A new report by Disability Rights Washington found disabled prison inmates being denied accommodations guaranteed under the Americans with Disabilities Act.

KING 5 was given an exclusive early look at their report, Making Hard Time Harder, being released Wednesday.

It examines the conditions at prisons around the country through firsthand accounts from inmates who have reached out to organizations like Disability Rights Washington for help.

The Department of Justice estimates 3 in 10 inmates nationally have at least one disability.

Disability Rights Washington used its special status as a protection agency to go behind prison walls and document the conditions some of those inmates are living in through the AVID Prison Project.

Rachael Seevers, an attorney with the organization, authored the report.

Seevers said disabled prisoners are facing penalties that have nothing to do with their crime.

"You shouldn't be subjected to additional forms of punishment because you have a disability," Seevers said. "Inmates shouldn't be crawling around on the floor of their cell because they don't have a wheelchair."

The study examined 21 states and found deficiencies in each.

Those states include: Alabama, Arkansas, Colorado, Connecticut, Delaware, Florida, Idaho, Illinois, Iowa, Louisiana, Maine, Minnesota, Mississippi, New Hampshire, New York, Oregon, Pennsylvania, South Carolina, Vermont, Washington, Wisconsin

In South Carolina, a wheelchair bound inmate reported being denied an accessible shower or toilet.

In Mississippi, another inmate said she was kept in a broken wheelchair for months and had to pay other inmates to push her around.

In New York, an inmate reportedly was denied adaptive utensils leaving him unable to feed himself.

At Coyote Ridge in Washington state, a nearly blind man was initially unable to access a cane or the mobility training he needed to get around.
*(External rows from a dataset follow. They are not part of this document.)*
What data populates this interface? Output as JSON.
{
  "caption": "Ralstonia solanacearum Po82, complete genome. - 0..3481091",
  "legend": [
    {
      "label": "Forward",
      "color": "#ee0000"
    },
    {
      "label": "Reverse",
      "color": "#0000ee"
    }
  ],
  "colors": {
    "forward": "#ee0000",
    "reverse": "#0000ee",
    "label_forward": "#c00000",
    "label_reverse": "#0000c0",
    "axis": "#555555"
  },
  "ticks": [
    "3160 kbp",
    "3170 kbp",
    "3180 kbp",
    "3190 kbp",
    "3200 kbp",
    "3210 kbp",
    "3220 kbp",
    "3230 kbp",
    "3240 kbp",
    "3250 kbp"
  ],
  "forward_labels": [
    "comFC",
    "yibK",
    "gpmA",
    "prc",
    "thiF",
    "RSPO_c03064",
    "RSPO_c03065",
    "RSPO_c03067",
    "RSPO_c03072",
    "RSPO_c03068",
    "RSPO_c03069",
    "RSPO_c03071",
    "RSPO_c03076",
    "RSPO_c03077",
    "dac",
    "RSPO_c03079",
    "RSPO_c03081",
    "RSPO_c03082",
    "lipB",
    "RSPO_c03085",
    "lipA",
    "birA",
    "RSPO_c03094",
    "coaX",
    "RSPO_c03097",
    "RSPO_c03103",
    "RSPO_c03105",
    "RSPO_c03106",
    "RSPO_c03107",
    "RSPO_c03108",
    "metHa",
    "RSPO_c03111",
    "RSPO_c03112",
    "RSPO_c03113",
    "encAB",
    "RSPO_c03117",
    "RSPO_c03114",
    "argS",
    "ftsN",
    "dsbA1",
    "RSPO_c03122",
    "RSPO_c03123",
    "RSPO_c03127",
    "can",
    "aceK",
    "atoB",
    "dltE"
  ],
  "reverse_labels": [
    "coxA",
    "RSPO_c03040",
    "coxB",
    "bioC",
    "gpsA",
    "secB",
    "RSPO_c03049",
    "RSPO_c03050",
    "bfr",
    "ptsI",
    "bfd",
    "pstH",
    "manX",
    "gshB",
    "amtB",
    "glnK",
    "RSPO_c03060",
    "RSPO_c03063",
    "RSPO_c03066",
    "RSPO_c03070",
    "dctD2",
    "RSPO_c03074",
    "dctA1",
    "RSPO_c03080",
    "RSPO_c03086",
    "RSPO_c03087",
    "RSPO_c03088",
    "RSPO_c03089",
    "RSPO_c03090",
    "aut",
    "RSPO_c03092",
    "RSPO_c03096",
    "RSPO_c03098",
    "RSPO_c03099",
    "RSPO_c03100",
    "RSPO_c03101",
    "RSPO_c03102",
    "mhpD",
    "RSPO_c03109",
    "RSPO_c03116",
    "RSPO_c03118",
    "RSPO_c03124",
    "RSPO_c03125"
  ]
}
"I would go inside other people's cells because I would get lost," said Tyrone Gathings in an interview with Disability Rights Washington and the AVID Prison Project. "It took me nine months just to see an eye doctor here."

Gathings said his inability to see often kept him isolated.

"I spend a lot of my time in my cell because it's really hard, especially for somebody with a vision disability," Gathings said.

It's Seevers job to fight for these inmates' rights and she called the conditions described by these inmates unacceptable.

"I think we all want people to come out of prison better than they came in, and it shouldn't be harder for you because you have a disability," Seevers said.

Disability Rights Washington is calling on the federal government to increase funding for oversight, training and reforms to address lapses in compliance with ADA.

The Washington Department of Corrections responded to questions from KING5 about the study and the issue of ADA compliance with this statement:

"As required by Title II under the Americans with Disabilities Act (ADA), the Washington Department of Corrections has an ADA compliance manager for the agency, ADA coordinators in the facilities, and is current in its assessment of its ADA compliance on the physical plant in all 12 prisons and Corrections-owned or leased work release facilities as well as an assessment to ensure access to programs, activities, and services at Corrections facilities.The key findings of the compliance assessment demonstrated that the incarcerated population know resources available for accessibility concerns and the correct venues if something additional is needed. It also showed that the department is invested in addressing accessibility concerns in a timely manner. Both society and Corrections have come a long way in achieving compliance and our agency will continue to work on compliance even with those facilities that pre-date the ADA."